The Barack Obama campaign is scouting offices in Tampa to headquarter its Florida campaign and on Monday tapped one of the newest stars of the state Democratic Party to lead the statewide effort.
Steve Schale, the 33-year-old Tallahassee strategist who just led the Democrats' most successful state House cycle in history, will oversee a Florida campaign that Obama allies say will be unprecedented. But the announcement of Schale's hiring came as the Obama campaign helped fuel renewed speculation that the Illinois senator could write off Florida's 27 electoral votes.
At a private fundraiser in Washington on Friday, campaign manager David Plouffe told the crowd how Obama can win the nomination even if he loses both Florida and Ohio, the Associated Press reported Monday. Plouffe later said Obama would campaign "extremely hard" for both, but the strategy is not reliant on one or two states.
"You have a lot of ways to get to 270," Plouffe said. "Our goal is not to be reliant on one state on Nov. 4th."
Schale, a 12-year veteran of Florida politics who has shown a knack for winning races in competitive and conservative parts of the state, said he has no doubt Obama is aiming to win in Florida.
"When you see us reach our full staff level, you're going to see an operation the size of which this state has never seen before on our side," said Schale, who expects to have the resources to mount a targeted campaign throughout the state. "The way to win in this state is not to reach out as if Florida is just a two- or three-region state, but to go considerably deeper than that."

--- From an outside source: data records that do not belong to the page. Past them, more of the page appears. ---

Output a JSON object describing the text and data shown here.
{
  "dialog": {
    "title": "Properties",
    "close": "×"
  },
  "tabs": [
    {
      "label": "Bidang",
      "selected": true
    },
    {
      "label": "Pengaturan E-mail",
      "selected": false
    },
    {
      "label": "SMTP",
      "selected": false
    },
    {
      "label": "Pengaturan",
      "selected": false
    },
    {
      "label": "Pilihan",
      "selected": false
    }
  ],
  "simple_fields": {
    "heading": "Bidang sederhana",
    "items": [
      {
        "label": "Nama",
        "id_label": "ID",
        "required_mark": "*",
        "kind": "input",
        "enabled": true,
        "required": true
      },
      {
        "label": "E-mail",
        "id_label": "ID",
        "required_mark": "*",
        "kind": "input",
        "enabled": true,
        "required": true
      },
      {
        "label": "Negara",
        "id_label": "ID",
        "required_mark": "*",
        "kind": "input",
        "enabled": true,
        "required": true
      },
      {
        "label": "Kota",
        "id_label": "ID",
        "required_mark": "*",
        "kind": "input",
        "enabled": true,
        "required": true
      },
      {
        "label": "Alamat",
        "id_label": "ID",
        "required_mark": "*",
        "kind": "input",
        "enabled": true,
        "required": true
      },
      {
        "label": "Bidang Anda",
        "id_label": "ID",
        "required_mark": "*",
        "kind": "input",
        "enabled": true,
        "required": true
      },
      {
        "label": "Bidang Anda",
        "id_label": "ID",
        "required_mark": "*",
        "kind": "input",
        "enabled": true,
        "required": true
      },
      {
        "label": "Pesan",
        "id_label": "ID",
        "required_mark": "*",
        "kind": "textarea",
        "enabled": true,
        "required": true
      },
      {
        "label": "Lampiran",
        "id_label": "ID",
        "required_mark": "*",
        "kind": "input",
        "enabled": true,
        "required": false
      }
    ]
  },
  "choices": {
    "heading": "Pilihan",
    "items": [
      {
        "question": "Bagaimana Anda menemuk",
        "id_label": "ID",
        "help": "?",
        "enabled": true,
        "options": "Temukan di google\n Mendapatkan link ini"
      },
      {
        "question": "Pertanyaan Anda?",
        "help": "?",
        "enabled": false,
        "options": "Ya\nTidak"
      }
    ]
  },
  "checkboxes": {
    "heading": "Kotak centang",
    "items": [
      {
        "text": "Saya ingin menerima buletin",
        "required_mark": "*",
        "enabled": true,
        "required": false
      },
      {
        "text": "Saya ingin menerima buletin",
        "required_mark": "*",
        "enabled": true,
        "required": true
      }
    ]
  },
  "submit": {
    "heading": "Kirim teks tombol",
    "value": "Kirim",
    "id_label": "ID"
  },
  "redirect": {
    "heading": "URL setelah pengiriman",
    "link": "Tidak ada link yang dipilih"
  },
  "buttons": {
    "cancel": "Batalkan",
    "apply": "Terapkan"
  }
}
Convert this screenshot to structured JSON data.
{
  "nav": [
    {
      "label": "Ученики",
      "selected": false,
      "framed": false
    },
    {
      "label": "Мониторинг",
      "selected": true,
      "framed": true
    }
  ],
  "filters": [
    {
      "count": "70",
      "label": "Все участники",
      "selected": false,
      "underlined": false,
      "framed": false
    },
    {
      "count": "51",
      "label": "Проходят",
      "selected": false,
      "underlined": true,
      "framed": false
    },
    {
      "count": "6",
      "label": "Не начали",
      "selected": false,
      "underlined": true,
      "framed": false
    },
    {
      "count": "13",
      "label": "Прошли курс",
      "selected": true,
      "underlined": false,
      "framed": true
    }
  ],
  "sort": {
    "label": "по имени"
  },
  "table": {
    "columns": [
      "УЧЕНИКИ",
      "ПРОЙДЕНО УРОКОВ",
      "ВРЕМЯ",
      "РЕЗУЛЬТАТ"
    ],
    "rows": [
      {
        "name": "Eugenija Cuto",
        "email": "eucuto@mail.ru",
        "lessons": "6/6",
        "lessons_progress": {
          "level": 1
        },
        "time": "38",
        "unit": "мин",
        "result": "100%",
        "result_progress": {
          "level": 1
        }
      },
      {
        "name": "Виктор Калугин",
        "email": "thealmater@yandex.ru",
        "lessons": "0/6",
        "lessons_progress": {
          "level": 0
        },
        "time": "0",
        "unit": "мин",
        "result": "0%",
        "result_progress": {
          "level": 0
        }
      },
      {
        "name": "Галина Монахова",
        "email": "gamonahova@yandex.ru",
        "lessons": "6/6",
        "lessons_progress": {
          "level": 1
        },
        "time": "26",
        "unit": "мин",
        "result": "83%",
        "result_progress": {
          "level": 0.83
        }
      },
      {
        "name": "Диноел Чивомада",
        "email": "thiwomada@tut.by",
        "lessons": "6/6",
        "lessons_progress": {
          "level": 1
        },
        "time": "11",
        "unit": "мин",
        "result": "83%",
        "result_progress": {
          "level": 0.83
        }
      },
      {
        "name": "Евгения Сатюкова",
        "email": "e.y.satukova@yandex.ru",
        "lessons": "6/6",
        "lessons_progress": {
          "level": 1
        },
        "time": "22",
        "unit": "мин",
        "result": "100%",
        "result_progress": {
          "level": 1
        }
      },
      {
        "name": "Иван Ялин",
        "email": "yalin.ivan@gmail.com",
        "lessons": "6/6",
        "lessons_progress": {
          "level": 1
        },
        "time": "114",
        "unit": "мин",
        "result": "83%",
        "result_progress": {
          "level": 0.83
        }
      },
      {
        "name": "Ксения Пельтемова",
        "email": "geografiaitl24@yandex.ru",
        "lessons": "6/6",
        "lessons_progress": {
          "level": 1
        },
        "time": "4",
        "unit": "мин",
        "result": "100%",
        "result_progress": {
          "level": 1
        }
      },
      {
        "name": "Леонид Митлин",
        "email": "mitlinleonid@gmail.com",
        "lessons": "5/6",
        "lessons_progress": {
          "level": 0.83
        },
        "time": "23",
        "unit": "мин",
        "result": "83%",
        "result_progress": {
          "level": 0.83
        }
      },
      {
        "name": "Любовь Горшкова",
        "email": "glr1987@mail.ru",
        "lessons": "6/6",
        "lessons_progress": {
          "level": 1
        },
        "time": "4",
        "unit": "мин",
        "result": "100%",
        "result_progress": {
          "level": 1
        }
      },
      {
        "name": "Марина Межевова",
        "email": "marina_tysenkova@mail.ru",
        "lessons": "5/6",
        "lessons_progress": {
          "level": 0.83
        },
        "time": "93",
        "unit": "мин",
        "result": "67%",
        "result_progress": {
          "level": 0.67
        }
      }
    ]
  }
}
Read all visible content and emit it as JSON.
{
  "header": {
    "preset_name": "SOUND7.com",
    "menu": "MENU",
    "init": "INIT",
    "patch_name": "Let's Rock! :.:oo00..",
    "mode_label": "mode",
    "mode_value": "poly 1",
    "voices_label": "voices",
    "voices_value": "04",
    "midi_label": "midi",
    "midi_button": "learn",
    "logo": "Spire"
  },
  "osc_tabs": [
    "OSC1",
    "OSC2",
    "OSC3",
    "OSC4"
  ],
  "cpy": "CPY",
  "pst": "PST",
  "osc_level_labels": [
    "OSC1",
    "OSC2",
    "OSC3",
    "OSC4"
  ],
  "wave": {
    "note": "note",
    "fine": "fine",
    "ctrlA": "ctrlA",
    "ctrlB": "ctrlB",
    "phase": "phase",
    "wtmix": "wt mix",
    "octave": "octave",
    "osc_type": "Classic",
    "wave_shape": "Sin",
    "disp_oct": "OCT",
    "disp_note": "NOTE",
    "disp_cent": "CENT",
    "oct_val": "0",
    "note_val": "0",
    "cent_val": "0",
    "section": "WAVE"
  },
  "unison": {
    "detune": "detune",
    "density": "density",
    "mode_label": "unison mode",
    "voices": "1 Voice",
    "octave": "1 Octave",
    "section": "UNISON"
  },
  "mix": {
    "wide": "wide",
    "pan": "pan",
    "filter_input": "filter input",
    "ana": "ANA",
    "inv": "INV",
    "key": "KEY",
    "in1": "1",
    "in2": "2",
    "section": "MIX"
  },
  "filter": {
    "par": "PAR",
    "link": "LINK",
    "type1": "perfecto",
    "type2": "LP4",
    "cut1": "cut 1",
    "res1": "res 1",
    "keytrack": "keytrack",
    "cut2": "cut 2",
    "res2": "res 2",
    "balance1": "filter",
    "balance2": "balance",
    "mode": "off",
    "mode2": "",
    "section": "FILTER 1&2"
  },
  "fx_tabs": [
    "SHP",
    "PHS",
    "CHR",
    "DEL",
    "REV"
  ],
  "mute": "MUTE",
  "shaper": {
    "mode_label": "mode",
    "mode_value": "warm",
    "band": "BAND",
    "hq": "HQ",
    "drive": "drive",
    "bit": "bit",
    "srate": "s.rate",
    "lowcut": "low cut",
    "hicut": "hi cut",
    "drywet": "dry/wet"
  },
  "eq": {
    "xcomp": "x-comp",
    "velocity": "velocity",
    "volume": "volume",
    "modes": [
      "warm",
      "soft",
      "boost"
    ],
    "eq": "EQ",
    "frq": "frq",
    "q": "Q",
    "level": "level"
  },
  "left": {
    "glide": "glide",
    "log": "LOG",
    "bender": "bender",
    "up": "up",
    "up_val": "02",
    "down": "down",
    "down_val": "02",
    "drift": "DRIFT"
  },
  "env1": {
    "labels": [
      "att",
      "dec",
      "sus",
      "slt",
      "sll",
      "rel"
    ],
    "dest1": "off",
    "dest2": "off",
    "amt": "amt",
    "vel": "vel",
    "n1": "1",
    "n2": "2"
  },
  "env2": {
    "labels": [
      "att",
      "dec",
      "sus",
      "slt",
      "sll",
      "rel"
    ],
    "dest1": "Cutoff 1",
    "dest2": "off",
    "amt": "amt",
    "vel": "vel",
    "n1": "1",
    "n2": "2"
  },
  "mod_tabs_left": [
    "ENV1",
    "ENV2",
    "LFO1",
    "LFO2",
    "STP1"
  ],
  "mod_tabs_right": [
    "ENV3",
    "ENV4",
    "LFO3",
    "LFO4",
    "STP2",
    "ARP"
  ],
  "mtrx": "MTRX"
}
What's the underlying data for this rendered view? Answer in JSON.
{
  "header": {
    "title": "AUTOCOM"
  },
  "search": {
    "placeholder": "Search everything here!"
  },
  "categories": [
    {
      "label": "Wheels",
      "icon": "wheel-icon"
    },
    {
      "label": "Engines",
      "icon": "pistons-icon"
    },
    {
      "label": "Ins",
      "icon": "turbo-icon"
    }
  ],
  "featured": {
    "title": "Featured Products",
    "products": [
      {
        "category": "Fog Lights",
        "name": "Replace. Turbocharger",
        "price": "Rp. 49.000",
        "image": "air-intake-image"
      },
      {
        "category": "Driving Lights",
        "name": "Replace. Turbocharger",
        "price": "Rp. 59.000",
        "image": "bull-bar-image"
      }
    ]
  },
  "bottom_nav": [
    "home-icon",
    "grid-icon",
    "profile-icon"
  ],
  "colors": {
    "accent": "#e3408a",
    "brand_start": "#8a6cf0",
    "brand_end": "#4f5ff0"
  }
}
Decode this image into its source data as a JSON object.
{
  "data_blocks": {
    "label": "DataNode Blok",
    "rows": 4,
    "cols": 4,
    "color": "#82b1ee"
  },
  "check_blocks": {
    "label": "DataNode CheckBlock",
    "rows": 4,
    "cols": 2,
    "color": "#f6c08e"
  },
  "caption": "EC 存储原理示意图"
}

Obama returns this week with events Friday in Jacksonville and Saturday in Miami.
Schale said the campaign, which already has about 20 paid staffers in Florida and 400 specially trained volunteers, is looking at office space and will soon open its statewide headquarters in Tampa. The state's biggest political battleground, the Tampa Bay area is home to one in four votes in Florida, though John Kerry based his campaign in Fort Lauderdale in 2004 and Al Gore in Tallahassee in 2000.
The McCain campaign is ramping up in Florida, too. Fourteen paid staffers are here now, with two more starting next week. In addition, 17 staffers on the state GOP payroll are working to win Florida for McCain.
Obama's deputy director for Florida will be Ashley Walker, who has been working for Obama through the primary and previously worked for former U.S. Sen. Bob Graham, former U.S. Rep. Peter Deutsch and state Sen. Jeremy Ring. Other Florida campaign staffers are expected to be named soon.
Karl Koch, a veteran Democratic strategist who helped lead Gore's Florida campaign, called Schale a proven winner who understands Florida's ever-shifting demographics and political climate. Schale's hiring is a sign of how seriously the campaign is taking Florida, Koch said, though both the Obama and McCain campaigns will work hard in the coming months to keep each other guessing about where resources are going.
"We are now entering the phase of the masterful gamesmanship and the head games. … But don't listen to what they say, but watch what they do," Koch said, noting that McCain can't afford to lose Florida while the electoral map gives Democrats more leeway.